Growth Prospects For Western Europe's Generic Drugs Markets
provides newly researched competitive intelligence on 8 key markets: Belgium, France, Germany, Italy, Netherlands, Spain, Switzerland, UK.
The Report highlight opportunities for firms such as India’s Ranbaxy, which bought Romania’s Terapia in 2006 and other Asian firms which are keen to enter this comparatively highly-priced EU generics market via acquisition-based strategies.
Growth Prospects For Western Europe’s Generic Drugs Markets also evaluates key industry trends and growth dynamics, and features BMI’s independent 5-year industry forecasts for each market to end-2012. Each of the 8 generics markets is also ranked according to the competitiveness of the regulatory and business operating environment, and growth potential of the generics segment over the 5-year forecast horizon.
The potential is impressive. BMI values the generics market in the 8 states evaluated at US$27.8bn in 2008, and forecasts a rise of 61.7% to US$46.4bn by 2012. Key growth drivers will be efforts by both public and private healthcare systems to contain costs as aging populations and the increase in chronic diseases impose severe budgetary constraints.
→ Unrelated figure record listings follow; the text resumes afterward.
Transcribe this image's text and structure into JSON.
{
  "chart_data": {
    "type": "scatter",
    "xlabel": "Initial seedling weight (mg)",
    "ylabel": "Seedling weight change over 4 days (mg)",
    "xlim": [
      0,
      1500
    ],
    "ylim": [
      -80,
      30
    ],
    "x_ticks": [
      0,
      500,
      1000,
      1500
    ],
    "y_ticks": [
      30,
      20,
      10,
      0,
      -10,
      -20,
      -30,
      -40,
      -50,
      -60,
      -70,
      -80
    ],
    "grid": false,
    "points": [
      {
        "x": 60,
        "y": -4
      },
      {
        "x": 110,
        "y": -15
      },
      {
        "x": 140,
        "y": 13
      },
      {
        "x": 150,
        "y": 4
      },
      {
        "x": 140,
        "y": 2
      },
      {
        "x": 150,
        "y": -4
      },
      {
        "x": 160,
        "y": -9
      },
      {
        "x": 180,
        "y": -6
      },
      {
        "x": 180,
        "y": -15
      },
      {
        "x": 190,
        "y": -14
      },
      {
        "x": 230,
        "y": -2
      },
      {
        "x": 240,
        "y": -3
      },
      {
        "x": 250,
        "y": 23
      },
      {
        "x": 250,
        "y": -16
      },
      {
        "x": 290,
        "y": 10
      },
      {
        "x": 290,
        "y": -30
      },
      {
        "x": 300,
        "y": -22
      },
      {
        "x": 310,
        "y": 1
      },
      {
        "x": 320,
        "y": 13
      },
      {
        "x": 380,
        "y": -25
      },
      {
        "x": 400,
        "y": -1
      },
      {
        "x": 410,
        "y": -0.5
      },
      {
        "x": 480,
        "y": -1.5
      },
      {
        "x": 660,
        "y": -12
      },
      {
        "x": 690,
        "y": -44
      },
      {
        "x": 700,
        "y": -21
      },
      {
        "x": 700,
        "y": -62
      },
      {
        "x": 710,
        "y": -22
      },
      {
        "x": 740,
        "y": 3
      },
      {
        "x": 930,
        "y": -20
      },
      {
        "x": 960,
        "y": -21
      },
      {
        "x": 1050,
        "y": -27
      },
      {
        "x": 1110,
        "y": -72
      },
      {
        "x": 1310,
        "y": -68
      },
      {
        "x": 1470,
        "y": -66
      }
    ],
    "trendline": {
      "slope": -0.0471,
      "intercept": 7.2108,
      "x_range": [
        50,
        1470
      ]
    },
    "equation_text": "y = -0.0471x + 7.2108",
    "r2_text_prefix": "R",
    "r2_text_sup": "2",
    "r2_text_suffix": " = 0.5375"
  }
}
But growth potential is not uniform across the region. Germany is by far the most generics-friendly country, with sales of US$16.3bn in 2007 and anticipated growth of 10%, followed by the UK. While growth rates may be more impressive in Italy and Belgium, the markets are starting from lower bases and, in Italy at least, an embedded culture of opposition to ‘inferior’ generics.
Furthermore, there are risks. The regulatory environment may becoming more pro-generics across the region, but existing support for branded goods in many states may hamper future growth.